# Shuffle and the ipod?



## Manok (Aug 29, 2011)

I have both an ipod classic and an ipod touch, and I was wondering, what solutions people have found for shuffling things like symphonies and concertos as whole works as opposed to just the single track? I was thinking for the classic I could simply make every classical work I have a single album, but that wouldn't work on the ipod touch, so anyone have a solution?


----------



## clavichorder (May 2, 2011)

Wait, are you trying to make it so when the shuffle feature is on, it treats a whole symphony as one track? The separate track properties of the symphony on iPod shuffle mode is non negotiable, as far as I can tell. You'll only get random movements on auto shuffle, but I find that that is okay when I'm looking to explore my library.
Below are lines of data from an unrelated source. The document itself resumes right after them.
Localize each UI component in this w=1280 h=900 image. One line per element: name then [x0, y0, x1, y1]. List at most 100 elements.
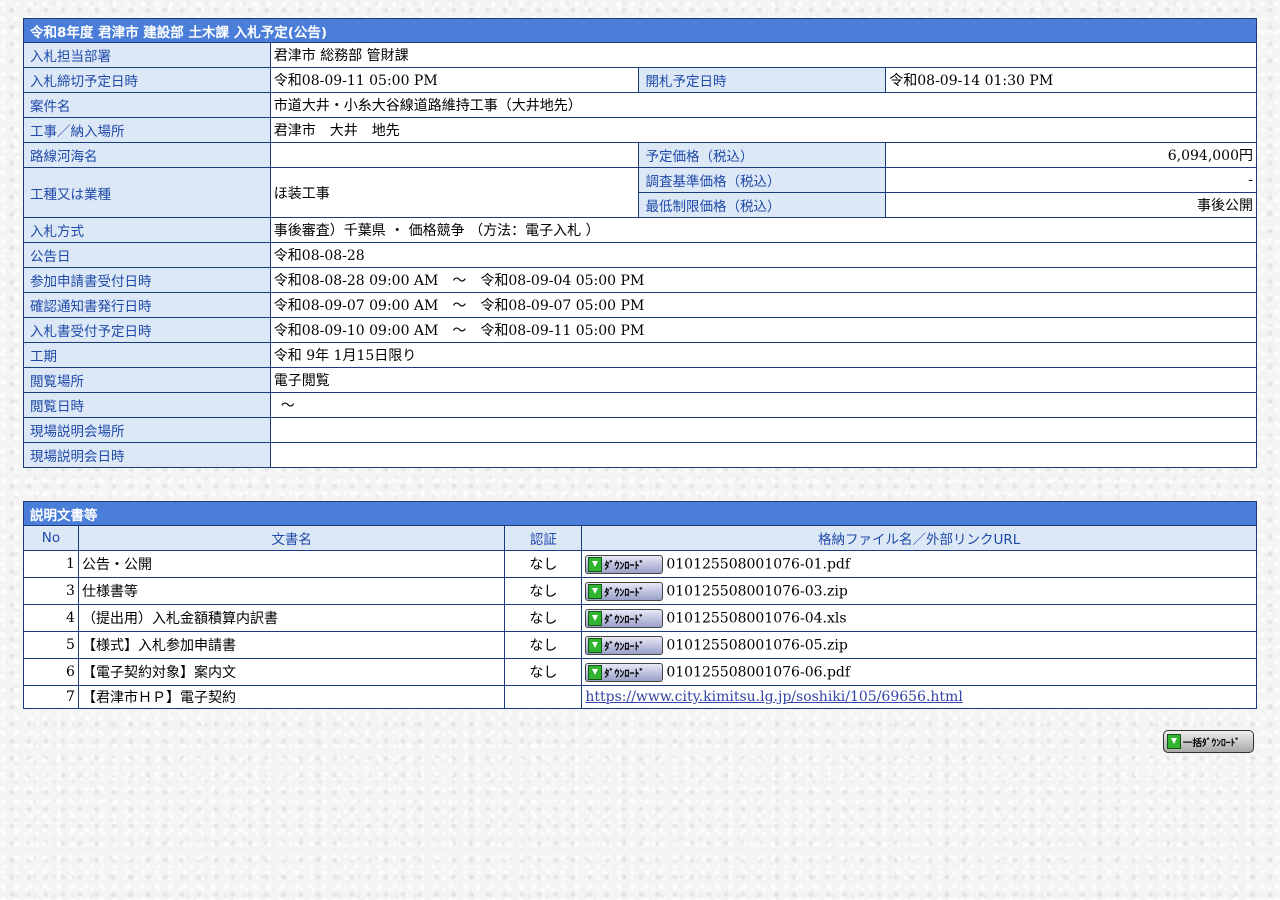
- dept-value: 君津市 総務部 管財課: [269, 42, 1258, 68]
- table-row: 1 公告・公開 なし ﾀﾞｳﾝﾛｰﾄﾞ 010125508001076-01.pd…: [23, 550, 1257, 578]
- download-button-label: ﾀﾞｳﾝﾛｰﾄﾞ: [604, 587, 645, 599]
- notice-table: 令和8年度 君津市 建設部 土木課 入札予定(公告) 入札担当部署 君津市 総務…: [23, 18, 1258, 468]
- work-type-value: ほ装工事: [269, 167, 640, 218]
- location-label: 工事／納入場所: [23, 117, 271, 143]
- download-button[interactable]: ﾀﾞｳﾝﾛｰﾄﾞ: [585, 554, 664, 574]
- download-button[interactable]: ﾀﾞｳﾝﾛｰﾄﾞ: [585, 581, 664, 601]
- work-type-label: 工種又は業種: [23, 167, 271, 218]
- download-icon: [588, 583, 603, 599]
- announce-date-value: 令和08-08-28: [269, 242, 1258, 268]
- doc-file-cell: ﾀﾞｳﾝﾛｰﾄﾞ 010125508001076-03.zip: [581, 577, 1257, 605]
- application-value: 令和08-08-28 09:00 AM ～ 令和08-09-04 05:00 P…: [269, 267, 1258, 293]
- survey-price-label: 調査基準価格（税込）: [638, 167, 887, 193]
- doc-file-cell: ﾀﾞｳﾝﾛｰﾄﾞ 010125508001076-04.xls: [581, 604, 1257, 632]
- location-value: 君津市 大井 地先: [269, 117, 1258, 143]
- doc-file-cell: ﾀﾞｳﾝﾛｰﾄﾞ 010125508001076-06.pdf: [581, 658, 1257, 686]
- table-row: 3 仕様書等 なし ﾀﾞｳﾝﾛｰﾄﾞ 010125508001076-03.zip: [23, 577, 1257, 605]
- application-label: 参加申請書受付日時: [23, 267, 271, 293]
- planned-price-label: 予定価格（税込）: [638, 142, 887, 168]
- briefing-place-value: [269, 417, 1258, 443]
- download-icon: [588, 664, 603, 680]
- confirm-value: 令和08-09-07 09:00 AM ～ 令和08-09-07 05:00 P…: [269, 292, 1258, 318]
- min-price-label: 最低制限価格（税込）: [638, 192, 887, 218]
- opening-value: 令和08-09-14 01:30 PM: [885, 67, 1257, 93]
- doc-cert: [504, 685, 583, 709]
- table-row: 4 （提出用）入札金額積算内訳書 なし ﾀﾞｳﾝﾛｰﾄﾞ 010125508001…: [23, 604, 1257, 632]
- col-header-name: 文書名: [77, 525, 506, 551]
- doc-no: 7: [23, 685, 79, 709]
- download-button-label: ﾀﾞｳﾝﾛｰﾄﾞ: [604, 641, 645, 653]
- external-link[interactable]: https://www.city.kimitsu.lg.jp/soshiki/1…: [585, 689, 962, 705]
- doc-name: 【様式】入札参加申請書: [77, 631, 506, 659]
- doc-file-name: 010125508001076-06.pdf: [666, 664, 851, 680]
- case-value: 市道大井・小糸大谷線道路維持工事（大井地先）: [269, 92, 1258, 118]
- dept-label: 入札担当部署: [23, 42, 271, 68]
- col-header-file: 格納ファイル名／外部リンクURL: [581, 525, 1257, 551]
- bulk-download-button[interactable]: 一括ﾀﾞｳﾝﾛｰﾄﾞ: [1163, 730, 1254, 753]
- notice-title: 令和8年度 君津市 建設部 土木課 入札予定(公告): [23, 18, 1257, 43]
- min-price-value: 事後公開: [885, 192, 1257, 218]
- doc-cert: なし: [504, 604, 583, 632]
- doc-name: （提出用）入札金額積算内訳書: [77, 604, 506, 632]
- doc-file-cell: https://www.city.kimitsu.lg.jp/soshiki/1…: [581, 685, 1257, 709]
- viewing-place-value: 電子閲覧: [269, 367, 1258, 393]
- case-label: 案件名: [23, 92, 271, 118]
- col-header-cert: 認証: [504, 525, 583, 551]
- doc-file-name: 010125508001076-05.zip: [666, 637, 848, 653]
- survey-price-value: -: [885, 167, 1257, 193]
- doc-file-name: 010125508001076-03.zip: [666, 583, 848, 599]
- method-value: 事後審査）千葉県 ・ 価格競争 （方法：電子入札 ）: [269, 217, 1258, 243]
- viewing-time-label: 閲覧日時: [23, 392, 271, 418]
- download-button[interactable]: ﾀﾞｳﾝﾛｰﾄﾞ: [585, 662, 664, 682]
- doc-name: 【君津市ＨＰ】電子契約: [77, 685, 506, 709]
- doc-no: 3: [23, 577, 79, 605]
- doc-cert: なし: [504, 550, 583, 578]
- viewing-time-value: ～: [269, 392, 1258, 418]
- deadline-value: 令和08-09-11 05:00 PM: [269, 67, 640, 93]
- announce-date-label: 公告日: [23, 242, 271, 268]
- doc-file-name: 010125508001076-01.pdf: [666, 556, 851, 572]
- period-label: 工期: [23, 342, 271, 368]
- documents-table: 説明文書等 No 文書名 認証 格納ファイル名／外部リンクURL 1 公告・公開…: [23, 501, 1257, 709]
- doc-cert: なし: [504, 658, 583, 686]
- viewing-place-label: 閲覧場所: [23, 367, 271, 393]
- download-icon: [1167, 734, 1181, 749]
- download-button-label: ﾀﾞｳﾝﾛｰﾄﾞ: [604, 560, 645, 572]
- method-label: 入札方式: [23, 217, 271, 243]
- download-button[interactable]: ﾀﾞｳﾝﾛｰﾄﾞ: [585, 635, 664, 655]
- doc-cert: なし: [504, 631, 583, 659]
- doc-cert: なし: [504, 577, 583, 605]
- doc-no: 5: [23, 631, 79, 659]
- briefing-time-label: 現場説明会日時: [23, 442, 271, 468]
- documents-title: 説明文書等: [23, 501, 1257, 526]
- doc-name: 公告・公開: [77, 550, 506, 578]
- route-label: 路線河海名: [23, 142, 271, 168]
- route-value: [269, 142, 640, 168]
- doc-name: 【電子契約対象】案内文: [77, 658, 506, 686]
- table-row: 7 【君津市ＨＰ】電子契約 https://www.city.kimitsu.l…: [23, 685, 1257, 709]
- opening-label: 開札予定日時: [638, 67, 887, 93]
- download-button-label: ﾀﾞｳﾝﾛｰﾄﾞ: [604, 668, 645, 680]
- deadline-label: 入札締切予定日時: [23, 67, 271, 93]
- col-header-no: No: [23, 525, 79, 551]
- briefing-place-label: 現場説明会場所: [23, 417, 271, 443]
- table-row: 6 【電子契約対象】案内文 なし ﾀﾞｳﾝﾛｰﾄﾞ 010125508001076…: [23, 658, 1257, 686]
- download-icon: [588, 610, 603, 626]
- doc-file-cell: ﾀﾞｳﾝﾛｰﾄﾞ 010125508001076-05.zip: [581, 631, 1257, 659]
- download-button[interactable]: ﾀﾞｳﾝﾛｰﾄﾞ: [585, 608, 664, 628]
- bid-receipt-label: 入札書受付予定日時: [23, 317, 271, 343]
- doc-no: 4: [23, 604, 79, 632]
- download-icon: [588, 556, 603, 572]
- period-value: 令和 9年 1月15日限り: [269, 342, 1258, 368]
- download-icon: [588, 637, 603, 653]
- doc-no: 6: [23, 658, 79, 686]
- table-row: 5 【様式】入札参加申請書 なし ﾀﾞｳﾝﾛｰﾄﾞ 010125508001076…: [23, 631, 1257, 659]
- confirm-label: 確認通知書発行日時: [23, 292, 271, 318]
- doc-file-name: 010125508001076-04.xls: [666, 610, 847, 626]
- planned-price-value: 6,094,000円: [885, 142, 1257, 168]
- download-button-label: ﾀﾞｳﾝﾛｰﾄﾞ: [604, 614, 645, 626]
- doc-name: 仕様書等: [77, 577, 506, 605]
- doc-no: 1: [23, 550, 79, 578]
- doc-file-cell: ﾀﾞｳﾝﾛｰﾄﾞ 010125508001076-01.pdf: [581, 550, 1257, 578]
- bid-receipt-value: 令和08-09-10 09:00 AM ～ 令和08-09-11 05:00 P…: [269, 317, 1258, 343]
Funny that you mentioned shuffle though. I've just been using that feature to hear a bunch of different works in my library that I haven't heard in a while or at all.


----------



## Manok (Aug 29, 2011)

Well I was hoping for a way of shuffling a whole symphony, or something, I'm all for extra iTunes/iPod solutions to the problem.


----------



## Dodecaplex (Oct 14, 2011)

You can combine all the movements of a single symphony into one audio file using some kind of audio editing software. You can then do the same thing again and again for a number of different symphonies and, voila, you can shuffle entire symphonies.

Not very practical though, I'd say.


----------



## violadude (May 2, 2011)

Dodecaplex said:


> You can combine all the movements of a single symphony into one audio file using some kind of audio editing software. You can then do the same thing again and again for a number of different symphonies and, voila, you can shuffle entire symphonies.
> 
> Not very practical though, I'd say.


This is what I was going to say. If you have a mac, garageband works fine for this, it comes as free software with the computer.


----------



## Art Rock (Nov 28, 2009)

For windows. a freeware program called All MP3 joiner does the trick to merge movements into one file.


----------